Zooming in: Google’s Sycamore processor. (Courtesy: Erik Lucero/Google)

An international team of researchers has used Google’s Sycamore quantum computer to power an online Zoom meeting for the first time. The US tech giant’s device, which consists of 53 programmable superconducting quantum bits, has already been shown to outperform classical computers at certain tasks. The new discovery could allow meeting participants to appear in more than one break-out room at the same time – a phenomenon that the team has dubbed “quantum Zoom advantage”.

Conventional, classical computers store and process information as bits that can have one of two states – “0” or “1”. But quantum computers like Sycamore exploit the ability of quantum particles to be in “superposition” of two or more states at the same time. N such qubits can therefore be combined or “entangled” to represent 2N values at once, allowing quantum devices to process information in parallel on a massive scale.

This unprecedented power has now been exploited for the first time in a video call when Benedetta Brassard – a quantum physicist at the the University of Waterloo in Canada – accidentally installed Zoom on Sycamore during an online meeting.
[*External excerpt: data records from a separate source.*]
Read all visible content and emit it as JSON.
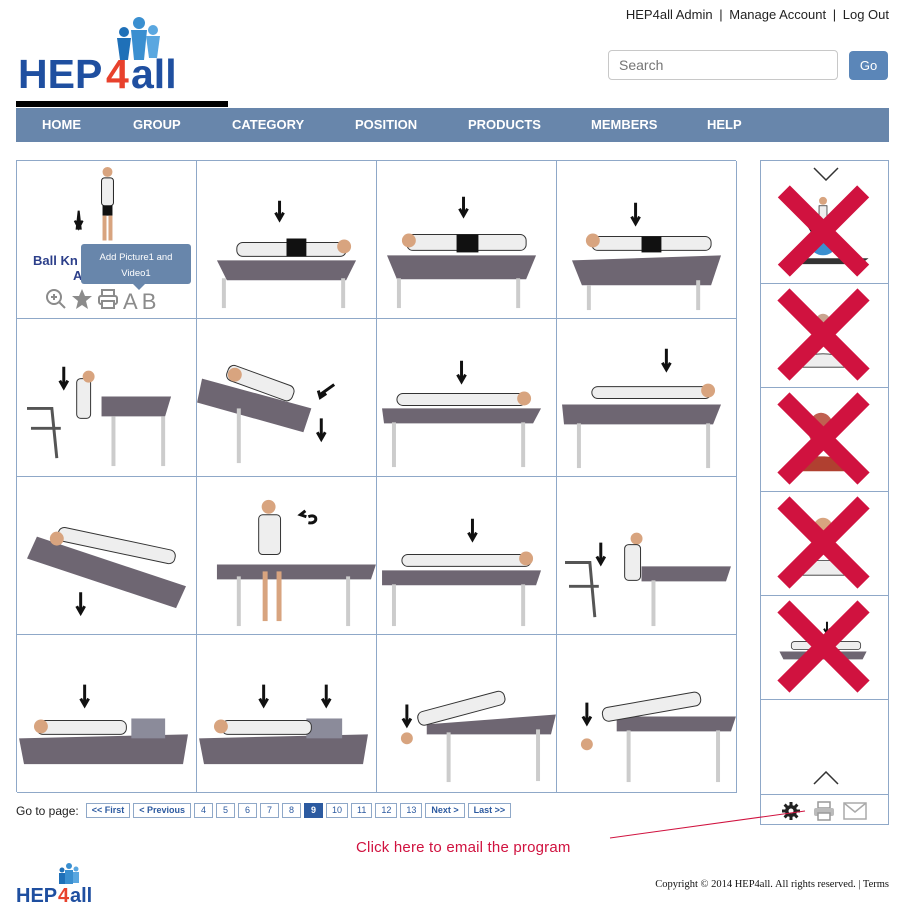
{
  "brand": {
    "logo_text": "HEP4all",
    "small_logo_text": "HEP4all"
  },
  "top_links": {
    "admin": "HEP4all Admin",
    "manage": "Manage Account",
    "logout": "Log Out",
    "separator": "|"
  },
  "search": {
    "placeholder": "Search",
    "go_label": "Go"
  },
  "nav": [
    "HOME",
    "GROUP",
    "CATEGORY",
    "POSITION",
    "PRODUCTS",
    "MEMBERS",
    "HELP"
  ],
  "grid": {
    "first_cell": {
      "title_line1": "Ball Kn",
      "title_line2": "A",
      "tooltip_line1": "Add Picture1 and",
      "tooltip_line2": "Video1",
      "action_a": "A",
      "action_b": "B",
      "icons": [
        "zoom-in-icon",
        "star-icon",
        "print-icon"
      ]
    },
    "exercises": [
      "standing-ball-knee",
      "side-lying-table",
      "side-lying-table-2",
      "supine-table",
      "chair-leaning-table",
      "supine-twist-table",
      "prone-leg-lift",
      "side-lying-leg-lift",
      "supine-leg-drop",
      "seated-rotation",
      "prone-lying",
      "chair-hamstring-stretch",
      "supine-bridge-pillows",
      "supine-bridge-pillows-2",
      "supine-arm-drop",
      "prone-hang-off-table"
    ]
  },
  "right_panel": {
    "up_icon": "chevron-down-icon",
    "down_icon": "chevron-up-icon",
    "items": [
      "standing-on-ball",
      "neck-rotation",
      "neck-muscles",
      "head-neutral",
      "prone-on-table"
    ],
    "footer_icons": [
      "gear-icon",
      "print-icon",
      "email-icon"
    ]
  },
  "pager": {
    "label": "Go to page:",
    "first": "<< First",
    "previous": "< Previous",
    "pages": [
      "4",
      "5",
      "6",
      "7",
      "8",
      "9",
      "10",
      "11",
      "12",
      "13"
    ],
    "current": "9",
    "next": "Next >",
    "last": "Last >>"
  },
  "callout": "Click here to email the program",
  "copyright": "Copyright © 2014 HEP4all. All rights reserved. | Terms",
  "colors": {
    "nav": "#6886ab",
    "brand_blue": "#2c5aa0",
    "accent_red": "#d0123f",
    "border": "#8fa8c8"
  }
}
Brassard is part of the International Fault Tolerant Benchmarking Team (FiT/BiT), which she set up to diversify participation in measuring the performance of quantum computers.

Distracting meme

“I was in a FiT/BiT board meeting and just thought I would have a quick check of the Sycamore dashboard to see how my quantum calculation was going,” Brassard told Physics World. But after being distracted by an amusing Shor’s algorithm meme, she somehow ported the Zoom meeting to Google’s quantum processor.
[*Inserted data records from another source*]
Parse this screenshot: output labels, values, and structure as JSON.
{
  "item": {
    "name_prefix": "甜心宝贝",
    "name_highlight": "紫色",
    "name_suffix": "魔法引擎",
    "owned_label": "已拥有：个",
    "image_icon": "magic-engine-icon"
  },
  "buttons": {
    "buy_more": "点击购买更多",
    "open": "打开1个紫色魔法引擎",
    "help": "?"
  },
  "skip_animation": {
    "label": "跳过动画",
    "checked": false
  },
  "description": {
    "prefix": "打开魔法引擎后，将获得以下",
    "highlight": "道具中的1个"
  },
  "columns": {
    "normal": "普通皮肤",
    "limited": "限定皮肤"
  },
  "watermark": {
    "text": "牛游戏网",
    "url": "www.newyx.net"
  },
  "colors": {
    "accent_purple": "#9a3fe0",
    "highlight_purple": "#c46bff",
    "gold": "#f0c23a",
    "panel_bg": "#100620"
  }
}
The 11 participants became encoded in Sycamore’s 53 superconducting qubits and found themselves in confusing quantum superpositions of Zoom settings. “Some colleagues were telling me that I was on mute, while others could hear me,” recalls Brassard.

“I knew something was really wrong when multiple versions of the meeting kept popping up on my screen”. Brassard now believes that Sycamore was using the “many worlds” interpretation of quantum mechanics while running Zoom. “The only way to steer it back to the classical world was to keep making measurements – which meant that I actually had to pay attention to what other people were saying”.

Fortunately for her fellow FiT/BiT members, Brassard had supervised a PhD student on the implementation of Instagram on D-Wave’s 2000Q quantum annealer. “The problem was to work out the optimum time of the day for influencers to post pet-related images – which we discovered is an NP hard problem,” she explained.  As a result, Brassard already knew how to transform an app from a quantum to a classical state.

Brassard and colleagues have published a paper describing the Zoom incident in the journal Quantum Advances in Computing and Correlation (QUACC). They now hope to develop a quantum formalism to allow meeting participants to exist in multiple break-out rooms at once. “This could lead to the real quantum advantage of making online meetings shorter and more bearable,” she said.